A few things are visible. Chasing down pointers as we traverse the list for a bucket takes time. I’ve skipped writing the code that determines how many buckets there are (exercise for the reader!) and jumped straight to the part where I probe each bucket in order. Each probe takes a little longer as the population increases. For reference, a difference of about 30000 represents a real time difference of about 12 microseconds. These numbers are also all the accumulated durations, not the average, fwiw.
Now that we’ve identified bucket 2 as containing a single token, let’s attack the string. Longer strings take longer to compare, but it’s harder to see any byte by byte differences. Once we’ve gotten the first letter correct, it’s hard to tell if the second or third letters are correct.
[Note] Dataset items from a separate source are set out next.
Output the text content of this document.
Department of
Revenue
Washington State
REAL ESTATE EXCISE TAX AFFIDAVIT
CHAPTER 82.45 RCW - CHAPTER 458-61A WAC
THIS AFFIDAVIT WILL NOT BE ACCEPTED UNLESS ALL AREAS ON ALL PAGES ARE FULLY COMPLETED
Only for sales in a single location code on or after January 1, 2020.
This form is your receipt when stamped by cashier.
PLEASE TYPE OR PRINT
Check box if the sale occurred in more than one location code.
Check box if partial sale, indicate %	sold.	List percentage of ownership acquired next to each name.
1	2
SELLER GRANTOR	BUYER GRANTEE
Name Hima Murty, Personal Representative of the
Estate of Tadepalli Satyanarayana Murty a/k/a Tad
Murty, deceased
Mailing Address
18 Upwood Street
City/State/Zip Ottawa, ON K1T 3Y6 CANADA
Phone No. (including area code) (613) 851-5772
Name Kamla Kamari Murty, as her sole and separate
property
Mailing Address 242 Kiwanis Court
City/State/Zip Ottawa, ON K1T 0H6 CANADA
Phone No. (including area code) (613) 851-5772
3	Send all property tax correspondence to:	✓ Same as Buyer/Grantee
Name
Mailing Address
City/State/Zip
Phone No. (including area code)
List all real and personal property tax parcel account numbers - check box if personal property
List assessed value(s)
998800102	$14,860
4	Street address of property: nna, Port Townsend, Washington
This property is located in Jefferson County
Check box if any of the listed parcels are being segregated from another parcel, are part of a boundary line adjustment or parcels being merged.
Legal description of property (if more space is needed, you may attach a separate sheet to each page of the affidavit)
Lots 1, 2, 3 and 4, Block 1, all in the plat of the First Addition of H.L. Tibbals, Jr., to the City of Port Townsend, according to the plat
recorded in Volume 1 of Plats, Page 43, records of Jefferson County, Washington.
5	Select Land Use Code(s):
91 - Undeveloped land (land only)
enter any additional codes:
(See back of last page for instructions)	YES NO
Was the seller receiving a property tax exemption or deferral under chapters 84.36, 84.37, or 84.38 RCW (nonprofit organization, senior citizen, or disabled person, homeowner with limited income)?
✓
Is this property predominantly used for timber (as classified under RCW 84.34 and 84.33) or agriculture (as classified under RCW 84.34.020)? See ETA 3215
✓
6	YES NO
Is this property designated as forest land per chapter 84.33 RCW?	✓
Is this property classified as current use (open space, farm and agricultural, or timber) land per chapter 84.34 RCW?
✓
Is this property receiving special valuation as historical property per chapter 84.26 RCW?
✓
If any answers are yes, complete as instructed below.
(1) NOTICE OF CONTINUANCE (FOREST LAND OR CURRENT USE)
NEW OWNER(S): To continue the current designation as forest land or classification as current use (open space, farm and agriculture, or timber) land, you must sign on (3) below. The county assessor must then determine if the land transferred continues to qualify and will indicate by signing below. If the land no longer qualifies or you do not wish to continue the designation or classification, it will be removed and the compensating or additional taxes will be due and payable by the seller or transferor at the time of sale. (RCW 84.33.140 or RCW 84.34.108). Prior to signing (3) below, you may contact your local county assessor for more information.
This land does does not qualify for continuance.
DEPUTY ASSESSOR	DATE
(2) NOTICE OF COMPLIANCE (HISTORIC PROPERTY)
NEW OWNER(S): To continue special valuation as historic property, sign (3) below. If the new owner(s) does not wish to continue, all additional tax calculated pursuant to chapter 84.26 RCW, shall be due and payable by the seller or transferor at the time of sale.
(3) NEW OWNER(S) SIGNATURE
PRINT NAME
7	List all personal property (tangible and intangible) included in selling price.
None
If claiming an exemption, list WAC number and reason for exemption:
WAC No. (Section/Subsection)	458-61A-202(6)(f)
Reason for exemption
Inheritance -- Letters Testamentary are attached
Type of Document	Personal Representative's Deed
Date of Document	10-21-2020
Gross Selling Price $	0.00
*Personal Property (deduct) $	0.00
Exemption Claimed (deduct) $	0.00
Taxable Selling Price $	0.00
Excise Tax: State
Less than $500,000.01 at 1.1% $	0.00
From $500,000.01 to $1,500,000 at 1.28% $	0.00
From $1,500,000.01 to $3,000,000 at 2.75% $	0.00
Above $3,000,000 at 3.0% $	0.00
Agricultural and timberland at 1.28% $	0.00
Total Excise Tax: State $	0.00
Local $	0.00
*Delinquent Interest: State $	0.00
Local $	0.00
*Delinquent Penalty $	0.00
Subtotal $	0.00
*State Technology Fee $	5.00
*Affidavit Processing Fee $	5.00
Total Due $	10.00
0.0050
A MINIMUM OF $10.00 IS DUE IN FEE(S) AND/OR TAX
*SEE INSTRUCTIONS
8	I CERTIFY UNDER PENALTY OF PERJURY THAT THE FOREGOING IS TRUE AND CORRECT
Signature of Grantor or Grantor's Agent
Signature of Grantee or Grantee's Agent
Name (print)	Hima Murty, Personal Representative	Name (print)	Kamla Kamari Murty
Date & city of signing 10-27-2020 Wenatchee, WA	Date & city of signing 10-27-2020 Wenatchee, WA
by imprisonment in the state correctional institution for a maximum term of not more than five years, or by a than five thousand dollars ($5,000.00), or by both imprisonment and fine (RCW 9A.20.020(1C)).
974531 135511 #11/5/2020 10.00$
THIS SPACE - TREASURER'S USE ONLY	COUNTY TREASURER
If we’ve guessed eight letters, we can see a difference compared to none, but getting to that point may be difficult.
That’s with my laptop running at low speed. At turbo speed, the numbers look more like this.
attacking the buckets!
duration for Z00000000000002 (bucket 1): 39993
duration for Z00000000000003 (bucket 2): 50488
duration for Z00000000000000 (bucket 3): 51985
duration for Z00000000000001 (bucket 0): 43142
attacking the string!
duration for 000000000000001 (bucket 2): 28357
duration for D00000000000001 (bucket 2): 30691
duration for Db0000000000003 (bucket 2): 32046
duration for Dbc000000000000 (bucket 2): 32762
duration for Dbcdef120000002 (bucket 2): 70072
duration for Dbcdef123000003 (bucket 2): 70193
Now it seems we have a challenge on our hands. We’ve lost our bucket ordering! And the string timings are getting really close. Actually, that’s just one run. Here’s another.
attacking the buckets!
duration for Z00000000000002 (bucket 1): 45178
duration for Z00000000000003 (bucket 2): 48686
duration for Z00000000000000 (bucket 3): 52857
duration for Z00000000000001 (bucket 0): 61896
attacking the string!
duration for 000000000000001 (bucket 2): 46778
duration for D00000000000001 (bucket 2): 53483
duration for Db0000000000003 (bucket 2): 49679
duration for Dbc000000000000 (bucket 2): 63234
duration for Dbcdef120000002 (bucket 2): 63091
duration for Dbcdef123000003 (bucket 2): 64418
Hurray. The bucket ordering came back, though it’s still very close. The string timings are useless, now, though.
There’s something to be said about using real statistics instead of running a program twice, but even if we tune up the attack, it’s running against code written to be easy to exploit and under ideal conditions. Attacking over the internet will add more noise and require more probes to extract a signal from.
A real world attack, targeting a system using better hashing and chaining algorithms, may defeat us entirely. Maybe viable, maybe not, but not my first choice of attack against a web site.
Somebody beat me to it! Leaking information with timing attacks on hashtables describes another slightly different approach.